Côte d’Ivoire : L’assassinat du journaliste de RFI, Jean Hélène, illustre l’ambiance d’impunité régnant à Abidjan

AI Index : AFR 31/017/2003 (Public)
News Service No : 243
23 October 2003

Amnesty International condamne aujourd’hui avec la plus grande fermeté
l’assassinat de Jean Hélène, journaliste de Radio France Internationale
(RFI), abattu de sang froid, le mardi 21 octobre 2003 par un sergent de la
police ivoirienne. L’organisation demande que le meurtrier qui a été
identifié et appréhendé soit traduit dans les meilleurs délais devant la
justice et que des mesures claires et énergiques soient immédiatement prises
par les autorités ivoiriennes pour que de tels actes ne se reproduisent pas.

Jean Hélène a été abattu par balle alors qu’il se trouvait devant le
commissariat central de la police d’Abidjan où il attendait la libération de
plusieurs opposants récemment emprisonnés à la suite d’une tentative
supposée de coup d’état. Selon les informations données par les autorités
ivoiriennes, le meurtrier de Jean Hélène, qui a délibérément abattu le
journaliste, avait pourtant reçu, quelques instants auparavant, de son
supérieur l’ordre de laisser le journaliste poursuivre son travail en toute
tranquillité.

"Le fait qu’un sergent puisse ainsi tuer de sang froid un
journaliste qui ne le menaçait en rien dénote du sentiment d’impunité dont
bénéficient les forces de l’ordre ivoiriennes notamment depuis le
soulèvement de septembre 2002," affirme aujourd’hui l’organisation.
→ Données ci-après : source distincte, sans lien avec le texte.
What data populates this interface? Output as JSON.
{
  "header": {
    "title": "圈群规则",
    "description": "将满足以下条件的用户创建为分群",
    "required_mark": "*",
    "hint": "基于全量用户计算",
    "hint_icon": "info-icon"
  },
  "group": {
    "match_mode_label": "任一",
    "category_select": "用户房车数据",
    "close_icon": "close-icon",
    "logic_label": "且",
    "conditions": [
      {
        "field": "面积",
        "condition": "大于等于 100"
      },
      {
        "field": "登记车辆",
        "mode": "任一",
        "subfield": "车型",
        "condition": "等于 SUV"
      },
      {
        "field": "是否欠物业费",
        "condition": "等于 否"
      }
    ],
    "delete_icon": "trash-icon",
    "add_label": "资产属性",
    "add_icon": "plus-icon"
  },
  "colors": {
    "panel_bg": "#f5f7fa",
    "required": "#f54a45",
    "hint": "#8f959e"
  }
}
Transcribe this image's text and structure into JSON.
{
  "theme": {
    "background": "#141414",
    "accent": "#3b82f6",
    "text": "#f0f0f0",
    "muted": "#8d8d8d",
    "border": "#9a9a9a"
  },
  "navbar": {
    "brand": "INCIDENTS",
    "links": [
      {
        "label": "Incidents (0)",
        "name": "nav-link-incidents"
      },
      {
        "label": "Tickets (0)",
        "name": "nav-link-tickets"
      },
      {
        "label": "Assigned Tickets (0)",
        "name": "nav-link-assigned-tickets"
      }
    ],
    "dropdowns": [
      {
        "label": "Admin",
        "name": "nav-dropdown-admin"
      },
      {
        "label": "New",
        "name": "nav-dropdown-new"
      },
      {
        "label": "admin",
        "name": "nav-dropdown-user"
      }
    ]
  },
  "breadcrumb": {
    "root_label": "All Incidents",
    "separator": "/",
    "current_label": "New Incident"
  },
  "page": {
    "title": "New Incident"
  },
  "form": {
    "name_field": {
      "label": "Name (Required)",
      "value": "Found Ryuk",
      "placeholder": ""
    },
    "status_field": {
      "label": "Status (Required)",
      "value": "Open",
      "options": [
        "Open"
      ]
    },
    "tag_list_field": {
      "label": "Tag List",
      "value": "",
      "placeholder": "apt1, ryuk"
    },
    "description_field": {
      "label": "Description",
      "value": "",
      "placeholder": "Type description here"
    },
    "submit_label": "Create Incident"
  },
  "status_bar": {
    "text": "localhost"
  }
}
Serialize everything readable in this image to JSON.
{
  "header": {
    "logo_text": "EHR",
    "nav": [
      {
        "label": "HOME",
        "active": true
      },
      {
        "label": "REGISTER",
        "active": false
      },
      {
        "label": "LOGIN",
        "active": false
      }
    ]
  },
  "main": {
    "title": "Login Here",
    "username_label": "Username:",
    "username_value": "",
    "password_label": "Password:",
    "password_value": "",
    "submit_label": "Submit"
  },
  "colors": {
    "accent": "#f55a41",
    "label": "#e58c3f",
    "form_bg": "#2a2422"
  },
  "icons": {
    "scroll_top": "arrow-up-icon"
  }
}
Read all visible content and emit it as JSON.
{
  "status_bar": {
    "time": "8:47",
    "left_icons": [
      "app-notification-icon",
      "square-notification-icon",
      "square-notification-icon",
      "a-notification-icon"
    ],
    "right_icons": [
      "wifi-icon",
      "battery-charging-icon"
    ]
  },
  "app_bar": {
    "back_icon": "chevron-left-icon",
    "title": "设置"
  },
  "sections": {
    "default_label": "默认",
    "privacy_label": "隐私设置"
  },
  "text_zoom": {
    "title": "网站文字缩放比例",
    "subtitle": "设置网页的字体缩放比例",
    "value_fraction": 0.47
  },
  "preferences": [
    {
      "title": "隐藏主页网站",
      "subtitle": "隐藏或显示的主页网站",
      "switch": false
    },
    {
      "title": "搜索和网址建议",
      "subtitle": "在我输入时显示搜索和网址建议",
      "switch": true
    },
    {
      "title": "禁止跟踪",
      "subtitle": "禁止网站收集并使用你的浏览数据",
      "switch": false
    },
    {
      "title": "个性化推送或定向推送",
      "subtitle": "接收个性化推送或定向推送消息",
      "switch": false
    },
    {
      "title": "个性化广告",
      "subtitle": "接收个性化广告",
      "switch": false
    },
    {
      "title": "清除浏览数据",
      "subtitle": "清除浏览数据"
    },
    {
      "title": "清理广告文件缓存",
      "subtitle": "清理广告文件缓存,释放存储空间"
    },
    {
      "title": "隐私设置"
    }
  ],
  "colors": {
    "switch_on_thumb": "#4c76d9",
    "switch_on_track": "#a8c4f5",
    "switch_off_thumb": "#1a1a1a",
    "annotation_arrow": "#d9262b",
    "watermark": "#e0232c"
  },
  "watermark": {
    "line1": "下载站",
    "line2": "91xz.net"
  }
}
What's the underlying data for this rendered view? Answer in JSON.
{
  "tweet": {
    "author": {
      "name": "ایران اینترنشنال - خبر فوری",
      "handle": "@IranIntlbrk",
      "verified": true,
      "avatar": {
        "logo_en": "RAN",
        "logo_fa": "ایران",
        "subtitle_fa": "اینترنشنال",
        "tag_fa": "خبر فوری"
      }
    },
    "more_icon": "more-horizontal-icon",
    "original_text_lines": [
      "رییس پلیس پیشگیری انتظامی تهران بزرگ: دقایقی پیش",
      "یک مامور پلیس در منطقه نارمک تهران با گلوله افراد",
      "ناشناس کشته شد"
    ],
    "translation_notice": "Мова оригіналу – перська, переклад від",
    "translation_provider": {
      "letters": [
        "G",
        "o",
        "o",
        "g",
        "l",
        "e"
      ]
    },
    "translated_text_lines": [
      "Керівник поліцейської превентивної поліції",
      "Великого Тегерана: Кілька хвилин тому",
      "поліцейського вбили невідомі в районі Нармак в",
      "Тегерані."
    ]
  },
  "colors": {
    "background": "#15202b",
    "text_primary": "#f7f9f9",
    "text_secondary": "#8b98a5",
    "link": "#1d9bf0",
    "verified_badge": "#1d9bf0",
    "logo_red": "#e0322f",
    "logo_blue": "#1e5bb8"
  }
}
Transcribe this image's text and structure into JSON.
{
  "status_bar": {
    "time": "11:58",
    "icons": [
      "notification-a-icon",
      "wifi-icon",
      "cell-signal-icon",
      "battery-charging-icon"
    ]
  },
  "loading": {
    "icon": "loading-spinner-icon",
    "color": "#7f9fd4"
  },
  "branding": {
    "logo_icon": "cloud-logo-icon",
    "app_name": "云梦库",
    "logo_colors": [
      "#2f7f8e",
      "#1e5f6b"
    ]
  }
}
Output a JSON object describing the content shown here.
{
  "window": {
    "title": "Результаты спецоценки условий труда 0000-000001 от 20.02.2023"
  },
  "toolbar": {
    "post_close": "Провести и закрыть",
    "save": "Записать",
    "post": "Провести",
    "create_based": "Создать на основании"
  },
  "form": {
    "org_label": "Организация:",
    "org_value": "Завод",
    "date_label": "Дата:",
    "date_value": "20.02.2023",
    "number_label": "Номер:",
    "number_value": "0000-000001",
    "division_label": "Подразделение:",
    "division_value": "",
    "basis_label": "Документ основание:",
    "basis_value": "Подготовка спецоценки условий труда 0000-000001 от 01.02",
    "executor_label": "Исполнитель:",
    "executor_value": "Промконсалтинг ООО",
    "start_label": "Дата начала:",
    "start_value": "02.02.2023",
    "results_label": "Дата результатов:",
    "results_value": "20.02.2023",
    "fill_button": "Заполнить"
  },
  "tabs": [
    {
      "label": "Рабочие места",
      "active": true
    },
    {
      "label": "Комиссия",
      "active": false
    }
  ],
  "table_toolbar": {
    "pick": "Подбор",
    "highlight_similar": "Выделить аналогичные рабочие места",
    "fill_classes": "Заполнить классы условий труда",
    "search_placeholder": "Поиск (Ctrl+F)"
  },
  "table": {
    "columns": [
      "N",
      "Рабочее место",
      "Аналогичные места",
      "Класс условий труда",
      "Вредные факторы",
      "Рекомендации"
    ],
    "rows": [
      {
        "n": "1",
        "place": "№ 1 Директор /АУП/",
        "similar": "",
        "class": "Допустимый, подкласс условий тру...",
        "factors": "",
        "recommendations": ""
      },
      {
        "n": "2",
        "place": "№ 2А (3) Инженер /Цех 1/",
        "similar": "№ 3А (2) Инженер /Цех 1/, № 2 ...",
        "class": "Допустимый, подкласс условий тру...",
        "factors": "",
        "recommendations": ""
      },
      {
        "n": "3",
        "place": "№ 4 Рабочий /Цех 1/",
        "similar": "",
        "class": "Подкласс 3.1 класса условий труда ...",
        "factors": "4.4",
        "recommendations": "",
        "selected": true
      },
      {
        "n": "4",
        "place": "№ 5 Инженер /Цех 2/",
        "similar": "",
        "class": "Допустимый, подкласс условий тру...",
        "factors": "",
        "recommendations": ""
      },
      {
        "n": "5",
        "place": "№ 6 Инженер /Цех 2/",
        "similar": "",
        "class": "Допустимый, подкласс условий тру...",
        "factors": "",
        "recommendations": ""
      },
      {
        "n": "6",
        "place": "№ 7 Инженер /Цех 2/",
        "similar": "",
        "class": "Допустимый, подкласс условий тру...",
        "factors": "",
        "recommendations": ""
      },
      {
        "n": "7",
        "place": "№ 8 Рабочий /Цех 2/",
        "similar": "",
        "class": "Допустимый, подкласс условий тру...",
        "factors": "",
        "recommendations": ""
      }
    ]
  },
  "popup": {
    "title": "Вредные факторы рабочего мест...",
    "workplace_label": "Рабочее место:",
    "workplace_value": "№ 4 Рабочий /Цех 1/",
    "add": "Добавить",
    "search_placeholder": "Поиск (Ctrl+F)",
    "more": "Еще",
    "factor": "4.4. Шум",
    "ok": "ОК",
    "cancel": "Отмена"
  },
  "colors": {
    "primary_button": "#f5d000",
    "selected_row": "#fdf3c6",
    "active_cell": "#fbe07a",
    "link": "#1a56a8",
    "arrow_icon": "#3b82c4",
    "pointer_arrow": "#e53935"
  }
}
Amnesty International a dénoncé à plusieurs reprises au cours de
l’année qui s’est écoulée des violations graves commises par les forces de
sécurité contre des opposants présumés ainsi que des étrangers, provenant
pour la plupart de la sous région et qui ont été victimes de rackets,
d’expulsions et d’exécutions extrajudiciaires. A la connaissance d’Amnesty
International, aucun responsable de ces actes n’a été sanctionné.

Au-delà de cette ambiance d’impunité propice à toutes les dérives,
la Côte d’Ivoire est la scène depuis plusieurs années de discours xénophobes
violents visant notamment les Dioulas, nom générique qui désigne les
habitants de la Côte d’Ivoire, portant un patronyme musulman et originaires
du nord du pays ou des Etats de la sous région (Mali, Burkina Faso, Guinée,
Sénégal etc.).

De plus, certains media qui se sont auto proclamés "nationalistes"
ont lancé des appels à la haine à l’encontre de certains journalistes
étrangers en fournissant par exemple le numéro de téléphone ou l’adresse de
journalistes accusés de critiquer systématiquement le gouvernement ou les
forces de l’ordre.

"Ces discours circulent depuis des mois dans certains media et
milieux politiques sans que les autorités ne les aient fermement critiqué et
ils ont inoculé chez certaines personnes, y compris au sein des forces de
sécurité, un sentiment de haine notamment envers les journalistes
étrangers," dit aujourd’hui Amnesty International.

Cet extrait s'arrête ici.